Mr. Wiese stepped into his new role on June 18.
"I'm thrilled to death to come back to a youth-serving agency and organization," he said. "That's really where my passion lies. I've really come to enjoy it."
Founded in 1990, Girls Hope of Pittsburgh nurtures, houses and educates girls between the ages of 10 to 18 who are at-risk due to poverty, neglect or harmful neighborhood conditions. The organization provides two stable, family-like homes in Baden and Coraopolis that each accommodate eight full-time residents and serve as a home base for Girls Hope college students.
Prior to coming to Girls Hope, Mr. Wiese of Cheswick gleaned experience in organizational leadership, finance, strategic planning and development through his roles as financial development officer for the American Red Cross Southwestern Pennsylvania Chapter and vice president of development for Big Brothers Big Sisters of Greater Pittsburgh.
Mr. Wiese realized his calling to work with nonprofits over 15 years ago while living in Phoenix, where he said he helped a friend organize a few events geared toward assisting needy and at-risk families and youth.

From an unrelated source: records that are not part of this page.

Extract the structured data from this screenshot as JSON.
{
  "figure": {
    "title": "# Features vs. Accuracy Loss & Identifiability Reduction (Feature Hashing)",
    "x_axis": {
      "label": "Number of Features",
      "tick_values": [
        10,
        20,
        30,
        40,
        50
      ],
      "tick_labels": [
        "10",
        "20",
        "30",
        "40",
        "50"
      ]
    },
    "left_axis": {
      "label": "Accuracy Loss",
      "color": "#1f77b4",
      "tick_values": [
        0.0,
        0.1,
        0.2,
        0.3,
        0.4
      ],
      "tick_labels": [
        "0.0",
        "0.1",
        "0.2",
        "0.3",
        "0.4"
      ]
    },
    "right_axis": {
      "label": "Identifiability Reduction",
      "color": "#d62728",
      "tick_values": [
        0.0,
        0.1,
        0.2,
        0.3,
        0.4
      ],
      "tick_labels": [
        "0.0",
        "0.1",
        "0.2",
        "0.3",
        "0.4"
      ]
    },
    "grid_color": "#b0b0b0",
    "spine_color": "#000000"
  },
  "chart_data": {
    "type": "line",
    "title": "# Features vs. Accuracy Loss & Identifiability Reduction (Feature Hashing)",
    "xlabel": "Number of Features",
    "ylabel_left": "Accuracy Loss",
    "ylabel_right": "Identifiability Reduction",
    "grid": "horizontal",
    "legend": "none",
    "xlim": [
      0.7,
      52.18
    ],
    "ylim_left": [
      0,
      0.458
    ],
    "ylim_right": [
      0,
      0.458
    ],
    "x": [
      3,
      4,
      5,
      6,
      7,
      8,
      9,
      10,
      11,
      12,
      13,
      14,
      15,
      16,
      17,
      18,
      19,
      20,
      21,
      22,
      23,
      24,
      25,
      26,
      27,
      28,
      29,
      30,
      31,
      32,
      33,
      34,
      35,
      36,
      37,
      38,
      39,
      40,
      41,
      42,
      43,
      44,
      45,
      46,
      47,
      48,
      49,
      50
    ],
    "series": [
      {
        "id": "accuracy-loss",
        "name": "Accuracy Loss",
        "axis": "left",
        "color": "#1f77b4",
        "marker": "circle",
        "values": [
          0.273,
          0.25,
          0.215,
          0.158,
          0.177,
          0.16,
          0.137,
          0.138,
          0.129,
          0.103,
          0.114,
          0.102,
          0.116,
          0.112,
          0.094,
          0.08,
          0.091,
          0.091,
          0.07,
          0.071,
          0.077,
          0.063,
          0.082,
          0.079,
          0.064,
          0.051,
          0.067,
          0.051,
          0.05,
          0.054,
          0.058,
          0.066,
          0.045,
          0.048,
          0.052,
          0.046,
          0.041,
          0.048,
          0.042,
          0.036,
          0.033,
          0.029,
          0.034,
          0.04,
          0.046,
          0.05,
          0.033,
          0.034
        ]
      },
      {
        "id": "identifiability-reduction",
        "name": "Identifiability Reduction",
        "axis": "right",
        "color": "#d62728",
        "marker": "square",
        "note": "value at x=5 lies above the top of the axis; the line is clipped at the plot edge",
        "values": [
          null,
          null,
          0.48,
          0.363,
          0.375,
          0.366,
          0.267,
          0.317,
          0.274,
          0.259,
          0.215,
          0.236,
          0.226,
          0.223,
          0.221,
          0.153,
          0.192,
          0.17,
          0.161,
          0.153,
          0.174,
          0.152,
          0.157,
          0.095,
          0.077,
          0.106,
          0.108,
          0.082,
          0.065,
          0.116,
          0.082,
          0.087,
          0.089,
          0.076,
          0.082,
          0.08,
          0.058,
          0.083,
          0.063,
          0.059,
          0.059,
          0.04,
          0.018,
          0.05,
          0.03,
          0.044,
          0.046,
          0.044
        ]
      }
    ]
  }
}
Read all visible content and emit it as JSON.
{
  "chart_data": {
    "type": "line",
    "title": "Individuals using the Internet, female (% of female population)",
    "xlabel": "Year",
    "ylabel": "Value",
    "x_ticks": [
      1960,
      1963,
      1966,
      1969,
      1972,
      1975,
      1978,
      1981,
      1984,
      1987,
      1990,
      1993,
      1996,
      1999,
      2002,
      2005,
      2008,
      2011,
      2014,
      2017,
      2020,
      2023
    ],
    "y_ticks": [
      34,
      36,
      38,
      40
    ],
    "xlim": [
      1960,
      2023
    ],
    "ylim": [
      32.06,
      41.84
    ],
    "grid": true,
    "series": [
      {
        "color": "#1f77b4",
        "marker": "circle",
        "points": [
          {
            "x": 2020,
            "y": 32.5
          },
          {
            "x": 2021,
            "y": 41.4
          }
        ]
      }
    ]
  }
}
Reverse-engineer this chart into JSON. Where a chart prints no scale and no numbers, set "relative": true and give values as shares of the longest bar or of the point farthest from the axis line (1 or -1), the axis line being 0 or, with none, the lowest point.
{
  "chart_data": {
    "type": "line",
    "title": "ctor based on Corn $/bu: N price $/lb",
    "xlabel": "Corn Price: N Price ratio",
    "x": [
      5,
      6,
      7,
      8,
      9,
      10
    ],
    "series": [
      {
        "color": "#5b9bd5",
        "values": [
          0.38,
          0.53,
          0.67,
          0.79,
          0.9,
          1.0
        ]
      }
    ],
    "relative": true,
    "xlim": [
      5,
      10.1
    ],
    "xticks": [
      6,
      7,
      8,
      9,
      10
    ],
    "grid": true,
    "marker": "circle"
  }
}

"I thought, 'Wow, this is phenomenal,' and I loved it," he said.
His passion for helping children was ignited while working for Big Brothers Big Sisters of Greater Pittsburgh where in 2001 he became a volunteer Big Brother to 10-year-old Kalif from Wilkinsburg. Mr. Wiese treated the youth as one of his own and said he became part of their family.
Kalif now lives in New York where he attends college and works and is one of many success stories that Mr. Wiese hopes will be written at Girls Hope.
"These kids have so much potential and all they need is just that little extra something, an opportunity," he said. "If we just give them the proper environment, the proper setting, and the proper love, they have shown that they can flourish."
In addition to providing a stable home environment, Girls Hope offers tutoring and counseling to its residents and brings in volunteers who offer classes on topics such as etiquette, money management, banking, nutrition and life skills.
"All of those things are key in the child's development," said Mr. Wiese. "Every case isn't a success story, but maybe they leave better off than they had come in."
As director, Mr. Wiese said his goals are to raise money for the organization and to fill both houses to capacity so they can make an impact on more youth. They currently house 10 girls with room for 16.
In the meantime, he will continue to get the word out about the good things the organization is doing and watch the next chapter unfold of what he hopes will be many success stories in the lives of the current Girls Hope residents.
"That's why I'm so passionate about the youth because you get to see them literally grow up in front of you," he said.
"It could be this timid, shy kid, and then to see them go out on their own and really making a difference is just phenomenal."